Crise alimentaire mondiale : cinq pays placés en état d’alerte maximale par l’ONU
L’insécurité alimentaire atteint des sommets critiques dans plusieurs régions du globe. Selon un récent rapport des Nations Unies, la bande de Gaza, Haïti, le Soudan, le Soudan du Sud et le Mali sont désormais classés en zone d’alerte maximale. Ces territoires font face à des risques de famine imminents et nécessitent une intervention internationale immédiate pour éviter une catastrophe humaine sans précédent.
L’Organisation des Nations Unies pour l’alimentation et l’agriculture (FAO) et le Programme alimentaire mondial (PAM) préviennent qu’en l’absence d’un déploiement massif de l’aide humanitaire, les populations de ces cinq foyers critiques pourraient succomber à une faim extrême dans les mois à venir. Cindy McCain, Directrice exécutive du PAM, décrit ce document comme une véritable « alerte rouge » signalant une aggravation de la vulnérabilité des populations civiles.
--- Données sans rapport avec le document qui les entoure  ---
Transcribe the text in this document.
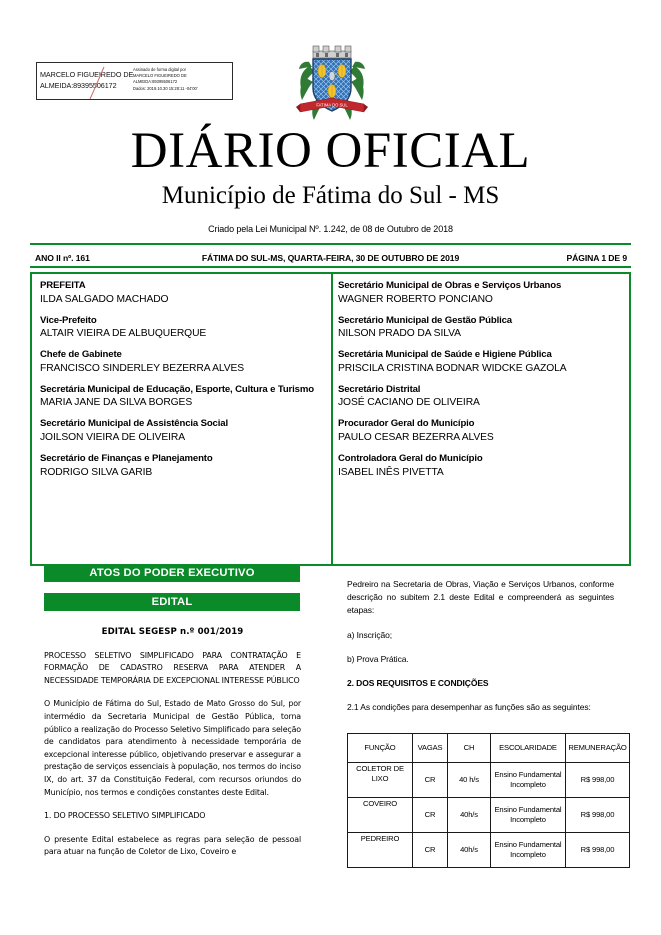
MARCELO FIGUEIREDO DE
ALMEIDA:89395506172
Assinado de forma digital por
MARCELO FIGUEIREDO DE
ALMEIDA:89395506172
Dados: 2019.10.30 15:28:11 -04'00'
FATIMA DO SUL
DIÁRIO OFICIAL
Município de Fátima do Sul - MS
Criado pela Lei Municipal Nº. 1.242, de 08 de Outubro de 2018
ANO II nº. 161	FÁTIMA DO SUL-MS, QUARTA-FEIRA, 30 DE OUTUBRO DE 2019	PÁGINA 1 DE 9
PREFEITA
ILDA SALGADO MACHADO
Vice-Prefeito
ALTAIR VIEIRA DE ALBUQUERQUE
Chefe de Gabinete
FRANCISCO SINDERLEY BEZERRA ALVES
Secretária Municipal de Educação, Esporte, Cultura e Turismo
MARIA JANE DA SILVA BORGES
Secretário Municipal de Assistência Social
JOILSON VIEIRA DE OLIVEIRA
Secretário de Finanças e Planejamento
RODRIGO SILVA GARIB
Secretário Municipal de Obras e Serviços Urbanos
WAGNER ROBERTO PONCIANO
Secretário Municipal de Gestão Pública
NILSON PRADO DA SILVA
Secretária Municipal de Saúde e Higiene Pública
PRISCILA CRISTINA BODNAR WIDCKE GAZOLA
Secretário Distrital
JOSÉ CACIANO DE OLIVEIRA
Procurador Geral do Município
PAULO CESAR BEZERRA ALVES
Controladora Geral do Município
ISABEL INÊS PIVETTA
ATOS DO PODER EXECUTIVO
EDITAL
EDITAL SEGESP n.º 001/2019
PROCESSO SELETIVO SIMPLIFICADO PARA CONTRATAÇÃO E FORMAÇÃO DE CADASTRO RESERVA PARA ATENDER A NECESSIDADE TEMPORÁRIA DE EXCEPCIONAL INTERESSE PÚBLICO
O Município de Fátima do Sul, Estado de Mato Grosso do Sul, por intermédio da Secretaria Municipal de Gestão Pública, torna público a realização do Processo Seletivo Simplificado para seleção de candidatos para atendimento à necessidade temporária de excepcional interesse público, objetivando preservar e assegurar a prestação de serviços essenciais à população, nos termos do inciso IX, do art. 37 da Constituição Federal, com recursos oriundos do Município, nos termos e condições constantes deste Edital.
1. DO PROCESSO SELETIVO SIMPLIFICADO
O presente Edital estabelece as regras para seleção de pessoal para atuar na função de Coletor de Lixo, Coveiro e
Pedreiro na Secretaria de Obras, Viação e Serviços Urbanos, conforme descrição no subitem 2.1 deste Edital e compreenderá as seguintes etapas:
a) Inscrição;
b) Prova Prática.
2. DOS REQUISITOS E CONDIÇÕES
2.1 As condições para desempenhar as funções são as seguintes:
FUNÇÃO	VAGAS	CH	ESCOLARIDADE	REMUNERAÇÃO
COLETOR DE LIXO	CR	40 h/s	Ensino Fundamental Incompleto	R$ 998,00
COVEIRO	CR	40h/s	Ensino Fundamental Incompleto	R$ 998,00
PEDREIRO	CR	40h/s	Ensino Fundamental Incompleto	R$ 998,00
L’accès limité aux zones de conflit et le manque de financements internationaux aggravent considérablement ces crises dévastatrices.
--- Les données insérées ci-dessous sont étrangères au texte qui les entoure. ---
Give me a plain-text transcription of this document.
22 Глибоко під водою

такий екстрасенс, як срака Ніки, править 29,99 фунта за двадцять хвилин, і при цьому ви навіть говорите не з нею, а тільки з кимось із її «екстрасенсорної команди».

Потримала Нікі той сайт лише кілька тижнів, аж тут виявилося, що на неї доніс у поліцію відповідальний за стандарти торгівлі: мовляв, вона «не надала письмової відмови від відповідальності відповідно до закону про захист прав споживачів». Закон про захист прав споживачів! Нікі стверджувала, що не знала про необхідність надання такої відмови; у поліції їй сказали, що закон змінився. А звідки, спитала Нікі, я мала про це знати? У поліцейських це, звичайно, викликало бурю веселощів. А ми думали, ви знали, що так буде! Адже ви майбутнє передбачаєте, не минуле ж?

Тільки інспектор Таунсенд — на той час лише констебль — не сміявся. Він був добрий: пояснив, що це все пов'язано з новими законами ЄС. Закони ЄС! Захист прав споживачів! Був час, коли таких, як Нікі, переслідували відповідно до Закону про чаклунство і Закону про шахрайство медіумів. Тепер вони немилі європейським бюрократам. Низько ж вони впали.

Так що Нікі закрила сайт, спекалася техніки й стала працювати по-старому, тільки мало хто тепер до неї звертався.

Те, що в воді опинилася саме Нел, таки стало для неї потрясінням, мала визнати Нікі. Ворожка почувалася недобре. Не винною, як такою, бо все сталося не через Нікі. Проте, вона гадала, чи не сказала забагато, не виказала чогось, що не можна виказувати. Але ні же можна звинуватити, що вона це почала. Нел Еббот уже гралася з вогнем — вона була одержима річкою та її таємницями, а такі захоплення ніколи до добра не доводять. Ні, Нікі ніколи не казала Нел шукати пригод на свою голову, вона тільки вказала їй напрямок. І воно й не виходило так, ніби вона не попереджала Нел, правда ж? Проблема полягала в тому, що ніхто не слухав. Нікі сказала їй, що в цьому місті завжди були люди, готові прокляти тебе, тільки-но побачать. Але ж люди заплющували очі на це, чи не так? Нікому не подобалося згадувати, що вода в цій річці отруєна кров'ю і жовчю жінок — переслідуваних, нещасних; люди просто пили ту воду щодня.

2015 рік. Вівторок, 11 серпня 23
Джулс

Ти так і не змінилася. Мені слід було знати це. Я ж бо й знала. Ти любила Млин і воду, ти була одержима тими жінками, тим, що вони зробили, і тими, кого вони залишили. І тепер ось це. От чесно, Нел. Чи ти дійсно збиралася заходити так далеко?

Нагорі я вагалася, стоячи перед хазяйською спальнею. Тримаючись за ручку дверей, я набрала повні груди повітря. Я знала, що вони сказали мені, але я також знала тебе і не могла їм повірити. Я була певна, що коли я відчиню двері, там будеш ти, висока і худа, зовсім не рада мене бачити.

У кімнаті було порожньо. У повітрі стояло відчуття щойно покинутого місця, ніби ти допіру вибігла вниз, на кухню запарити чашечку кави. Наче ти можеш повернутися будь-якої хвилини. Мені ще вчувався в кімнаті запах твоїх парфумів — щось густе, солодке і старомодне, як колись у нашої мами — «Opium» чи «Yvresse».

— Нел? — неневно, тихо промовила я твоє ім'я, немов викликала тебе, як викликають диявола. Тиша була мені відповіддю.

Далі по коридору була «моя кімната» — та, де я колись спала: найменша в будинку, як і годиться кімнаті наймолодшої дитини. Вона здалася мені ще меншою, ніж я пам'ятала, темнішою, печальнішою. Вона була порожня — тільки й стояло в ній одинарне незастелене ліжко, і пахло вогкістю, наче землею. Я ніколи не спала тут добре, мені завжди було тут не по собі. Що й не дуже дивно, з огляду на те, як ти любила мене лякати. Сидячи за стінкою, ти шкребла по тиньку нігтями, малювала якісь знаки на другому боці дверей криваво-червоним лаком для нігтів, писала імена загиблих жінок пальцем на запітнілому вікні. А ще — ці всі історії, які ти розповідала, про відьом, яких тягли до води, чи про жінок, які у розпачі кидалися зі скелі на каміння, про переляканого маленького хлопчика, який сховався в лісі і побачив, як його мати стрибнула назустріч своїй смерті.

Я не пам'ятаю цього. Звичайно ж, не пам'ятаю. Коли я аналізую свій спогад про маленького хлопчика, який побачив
Soudan et Gaza : des foyers de famine confirmée et potentielle
Au Soudan, la famine est une réalité depuis 2024. Le conflit persistant et les déplacements massifs de populations, particulièrement dans le Grand Kordofan et le Grand Darfour, maintiennent le pays dans une situation critique. On estime que 24,6 millions d’individus subiront une insécurité alimentaire aiguë d’ici mai 2025, dont plus de 630 000 à un niveau catastrophique.
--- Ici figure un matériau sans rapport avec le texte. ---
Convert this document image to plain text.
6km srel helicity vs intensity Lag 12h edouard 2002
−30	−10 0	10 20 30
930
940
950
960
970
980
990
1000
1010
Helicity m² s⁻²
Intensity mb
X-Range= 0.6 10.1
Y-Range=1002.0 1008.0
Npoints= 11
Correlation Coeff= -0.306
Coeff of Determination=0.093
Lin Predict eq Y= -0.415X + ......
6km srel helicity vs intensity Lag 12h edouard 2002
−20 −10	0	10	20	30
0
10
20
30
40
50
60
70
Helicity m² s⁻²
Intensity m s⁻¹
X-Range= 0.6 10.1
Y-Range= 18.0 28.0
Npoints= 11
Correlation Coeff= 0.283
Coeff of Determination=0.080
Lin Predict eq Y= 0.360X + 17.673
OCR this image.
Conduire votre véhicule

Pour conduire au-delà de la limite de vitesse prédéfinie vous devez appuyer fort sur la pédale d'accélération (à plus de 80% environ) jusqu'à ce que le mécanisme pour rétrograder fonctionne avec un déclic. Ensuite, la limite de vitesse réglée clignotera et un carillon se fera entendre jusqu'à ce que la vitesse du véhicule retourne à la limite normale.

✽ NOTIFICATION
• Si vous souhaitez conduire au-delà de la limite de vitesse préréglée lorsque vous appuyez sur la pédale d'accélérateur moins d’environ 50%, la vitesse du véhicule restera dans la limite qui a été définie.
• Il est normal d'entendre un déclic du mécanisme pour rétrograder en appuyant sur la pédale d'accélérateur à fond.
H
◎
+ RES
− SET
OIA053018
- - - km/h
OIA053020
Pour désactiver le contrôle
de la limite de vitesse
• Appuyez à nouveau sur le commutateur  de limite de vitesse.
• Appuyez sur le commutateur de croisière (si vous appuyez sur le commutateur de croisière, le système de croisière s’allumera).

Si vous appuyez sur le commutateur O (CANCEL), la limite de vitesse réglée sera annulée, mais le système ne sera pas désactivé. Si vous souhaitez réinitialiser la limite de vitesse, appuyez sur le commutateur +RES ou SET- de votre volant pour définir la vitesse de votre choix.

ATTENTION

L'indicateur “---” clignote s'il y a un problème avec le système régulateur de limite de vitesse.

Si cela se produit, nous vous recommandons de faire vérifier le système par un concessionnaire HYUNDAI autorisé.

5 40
Dans la bande de Gaza, le spectre de la famine se précise. Les opérations militaires d’envergure bloquent l’acheminement des denrées essentielles. La totalité de la population, soit environ 2,1 millions de personnes, est menacée par une faim sévère, et 470 000 d’entre elles pourraient basculer dans une situation de détresse absolue d’ici septembre 2025.
Détérioration alarmante au Soudan du Sud et en Haïti
La situation au Soudan du Sud reste extrêmement sombre. Environ 57 % de la population, soit 7,7 millions de personnes, devrait souffrir de la faim entre avril et juillet 2025. Deux régions spécifiques sont particulièrement exposées à un risque de famine imminente.
En Haïti, l’emprise des gangs et l’insécurité chronique étranglent l’accès aux secours. Dans la zone métropolitaine de Port-au-Prince, plus de 8 400 déplacés internes se trouvent déjà dans une situation d’insécurité alimentaire catastrophique, un chiffre qui pourrait stagner ou s’aggraver d’ici juin 2025.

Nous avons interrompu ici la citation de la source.